An inverse function can be found by switching the positions of the x and y variables of a function and (to put it in true function form) solving for y.
For example, if we have
f(x) = y = 3x -1
and we want to find the inverse of f, which we can call g, these are the steps to take:
1. Switch the positions of the x and y variables:
x = 3y - 1
2. Solve for y:
x + 1 = 3y
\frac{1}{3}x + \frac{1}{3} = y
So we have,
g(x) = \frac{1}{3}x + \frac{1}{3}
Now, watch what happens if we take f(g(x)):
f(g(x)) = f(\frac{1}{3}x + \frac{1}{3})
= 3(\frac{1}{3}x + \frac{1}{3}) - 1
= x + 1 - 1
= x
Similarly, if we try g(f(x)):
g(f(x)) = g(3x -1)
= \frac{1}{3}(3x -1) + \frac{1}{3}
= x - \frac{1}{3} + \frac{1}{3}
= x
This happens with any function and its true inverse.

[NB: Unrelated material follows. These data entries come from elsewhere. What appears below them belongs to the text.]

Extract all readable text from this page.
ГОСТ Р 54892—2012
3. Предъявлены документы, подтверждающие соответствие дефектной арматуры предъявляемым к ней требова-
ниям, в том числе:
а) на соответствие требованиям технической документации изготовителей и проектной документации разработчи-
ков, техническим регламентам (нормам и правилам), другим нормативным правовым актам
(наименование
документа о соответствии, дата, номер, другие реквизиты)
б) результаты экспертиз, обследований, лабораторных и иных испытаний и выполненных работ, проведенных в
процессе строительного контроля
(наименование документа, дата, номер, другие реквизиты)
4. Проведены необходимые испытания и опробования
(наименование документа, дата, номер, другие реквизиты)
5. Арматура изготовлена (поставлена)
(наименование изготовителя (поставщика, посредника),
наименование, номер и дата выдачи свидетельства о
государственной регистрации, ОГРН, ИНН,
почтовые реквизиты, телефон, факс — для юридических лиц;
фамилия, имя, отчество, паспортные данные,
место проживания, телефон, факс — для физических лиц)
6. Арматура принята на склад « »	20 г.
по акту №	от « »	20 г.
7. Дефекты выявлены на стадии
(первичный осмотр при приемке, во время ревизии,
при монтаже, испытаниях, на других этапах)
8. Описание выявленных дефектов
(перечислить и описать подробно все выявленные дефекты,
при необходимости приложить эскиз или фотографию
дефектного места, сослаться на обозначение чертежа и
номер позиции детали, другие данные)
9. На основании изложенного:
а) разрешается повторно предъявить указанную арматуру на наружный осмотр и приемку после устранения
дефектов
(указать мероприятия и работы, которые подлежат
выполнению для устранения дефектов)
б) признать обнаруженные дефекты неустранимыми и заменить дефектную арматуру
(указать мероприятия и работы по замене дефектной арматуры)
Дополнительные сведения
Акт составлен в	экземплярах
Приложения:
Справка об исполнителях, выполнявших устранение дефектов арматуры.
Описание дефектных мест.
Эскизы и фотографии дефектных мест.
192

If we take the composite of a function and its inverse in either directions (i.e. f(g(x)) of g(f(x)) ), we end up getting x back. Or in the case of a number, e.g. f(g(1)) = g(f(1)) = 1
An inverse function basically "undoes" whatever a function does to a number.
So, your g(x) is not correct. And you may not always be able to easily find the inverse of a function solved for y, as is true with the function you have been given.
That being said, there are a couple ways to solve your problem.
The quickest way is to try playing around with the formula you gave under "relevant equations," to see if any expression simplifies, then take it from there.
Otherwise, you can look up a formula for the derivative of an inverse function to find g'(x) by skipping right to the derivative of an inverse function without finding the inverse. It can be found in any calculus textbook.